What sales taxes are deducted from total income to calculate the Gross Profit for an Ella Cafe?
Ella_Cafe Franchise · 2024 FDDAnswer from 2024 FDD Document
- (1) "Gross Profit" means total income to the Coffee House less applicable sales taxes, discounts and refunds. Gross Profit does not include the costs of sales, operating expenses or other costs or expenses that must be deducted from the gross sales figures to determine net income or profit.
- (2) "Net Profit" means Gross Profit minus cost of goods sold, direct operating expenses, advertising, administrative and general expenses as further defined in the Note 4 below. Net Profit in the chart above also does not include any payments this unit would have paid to the Franchisor if it were a franchisee, such as royalty fees, marketing fees and other fees due under a signed franchise agreement.
Source: Item 19 — FINANCIAL PERFORMANCE REPRESENTATIONS (FDD pages 45–47)
What This Means (2024 FDD)
According to Ella Cafe's 2024 Franchise Disclosure Document, Gross Profit is calculated by deducting applicable sales taxes, discounts, and refunds from the total income of the Coffee House. It's important to note that Gross Profit does not include costs of sales, operating expenses, or other costs that are deducted to determine net income or profit. This means that while sales taxes are removed to arrive at Gross Profit, other significant expenses are not considered at this stage.
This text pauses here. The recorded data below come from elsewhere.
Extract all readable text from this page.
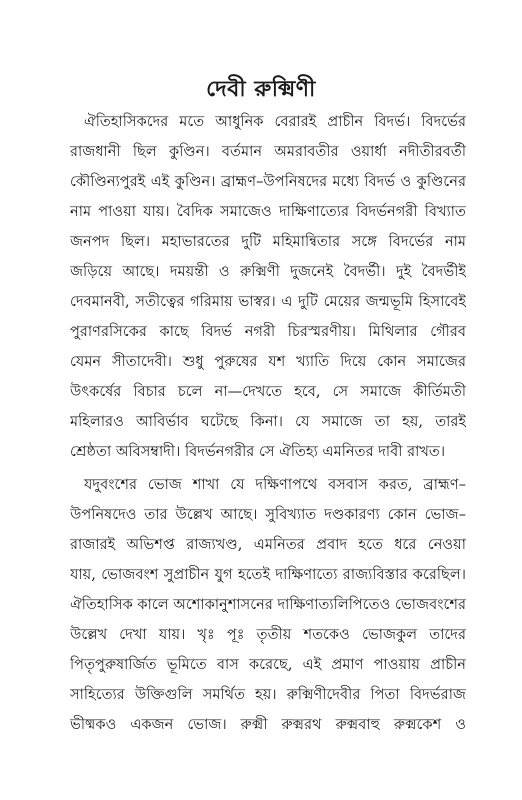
দেবী রুক্মিণী
ঐতিহাসিকদের মতে আধুনিক বেরারই প্রাচীন বিদর্ভ। বিদর্ভের
রাজধানী ছিল কুণ্ডিন। বর্তমান অমরাবতীর ওয়ার্ধা নদীতীরবর্তী
কৌণ্ডিন্যপুরই এই কুণ্ডিন। ব্রাহ্মণ–উপনিষদের মধ্যে বিদর্ভ ও কুণ্ডিনের
নাম পাওয়া যায়। বৈদিক সমাজেও দাক্ষিণাত্যের বিদর্ভনগরী বিখ্যাত
জনপদ ছিল। মহাভারতের দুটি মহিমান্বিতার সঙ্গে বিদর্ভের নাম
জড়িয়ে আছে। দময়ন্তী ও রুক্মিণী দুজনেই বৈদর্ভী। দুই বৈদর্ভীই
দেবমানবী, সতীত্বের গরিমায় ভাস্বর। এ দুটি মেয়ের জন্মভূমি হিসাবেই
পুরাণরসিকের কাছে বিদর্ভ নগরী চিরস্মরণীয়। মিথিলার গৌরব
যেমন সীতাদেবী। শুধু পুরুষের যশ খ্যাতি দিয়ে কোন সমাজের
উৎকর্ষের বিচার চলে না—দেখতে হবে, সে সমাজে কীর্তিমতী
মহিলারও আবির্ভাব ঘটেছে কিনা। যে সমাজে তা হয়, তারই
শ্রেষ্ঠতা অবিসম্বাদী। বিদর্ভনগরীর সে ঐতিহ্য এমনিতর দাবী রাখত।
যদুবংশের ভোজ শাখা যে দক্ষিণাপথে বসবাস করত, ব্রাহ্মণ–
উপনিষদেও তার উল্লেখ আছে। সুবিখ্যাত দণ্ডকারণ্য কোন ভোজ–
রাজারই অভিশপ্ত রাজ্যখণ্ড, এমনিতর প্রবাদ হতে ধরে নেওয়া
যায়, ভোজবংশ সুপ্রাচীন যুগ হতেই দাক্ষিণাত্যে রাজ্যবিস্তার করেছিল।
ঐতিহাসিক কালে অশোকানুশাসনের দাক্ষিণাত্যলিপিতেও ভোজবংশের
উল্লেখ দেখা যায়। খৃঃ পূঃ তৃতীয় শতকেও ভোজকুল তাদের
পিতৃপুরুষার্জিত ভূমিতে বাস করেছে, এই প্রমাণ পাওয়ায় প্রাচীন
সাহিত্যের উক্তিগুলি সমর্থিত হয়। রুক্মিণীদেবীর পিতা বিদর্ভরাজ
ভীষ্মকও একজন ভোজ। রুক্মী রুক্মরথ রুক্মবাহু রুক্মকেশ ও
For a prospective Ella Cafe franchisee, understanding this definition of Gross Profit is crucial for evaluating the financial performance representations provided in Item 19. It clarifies that the initial profit figure is 'gross' because it still needs to account for various operating costs. Franchisees should pay close attention to what expenses are subsequently deducted from Gross Profit to arrive at Net Profit, as this will provide a more accurate picture of the business's profitability.
Furthermore, the FDD specifies that Net Profit is derived by subtracting the cost of goods sold, direct operating expenses, advertising, and administrative and general expenses from the Gross Profit. Notably, the Net Profit figure presented does not account for potential payments to the franchisor, such as royalty fees, marketing fees, and other fees due under the franchise agreement. Therefore, franchisees must factor in these additional costs when projecting their own potential net profits. Consulting with an attorney and financial advisor is recommended to fully understand these financial implications before signing the franchise agreement.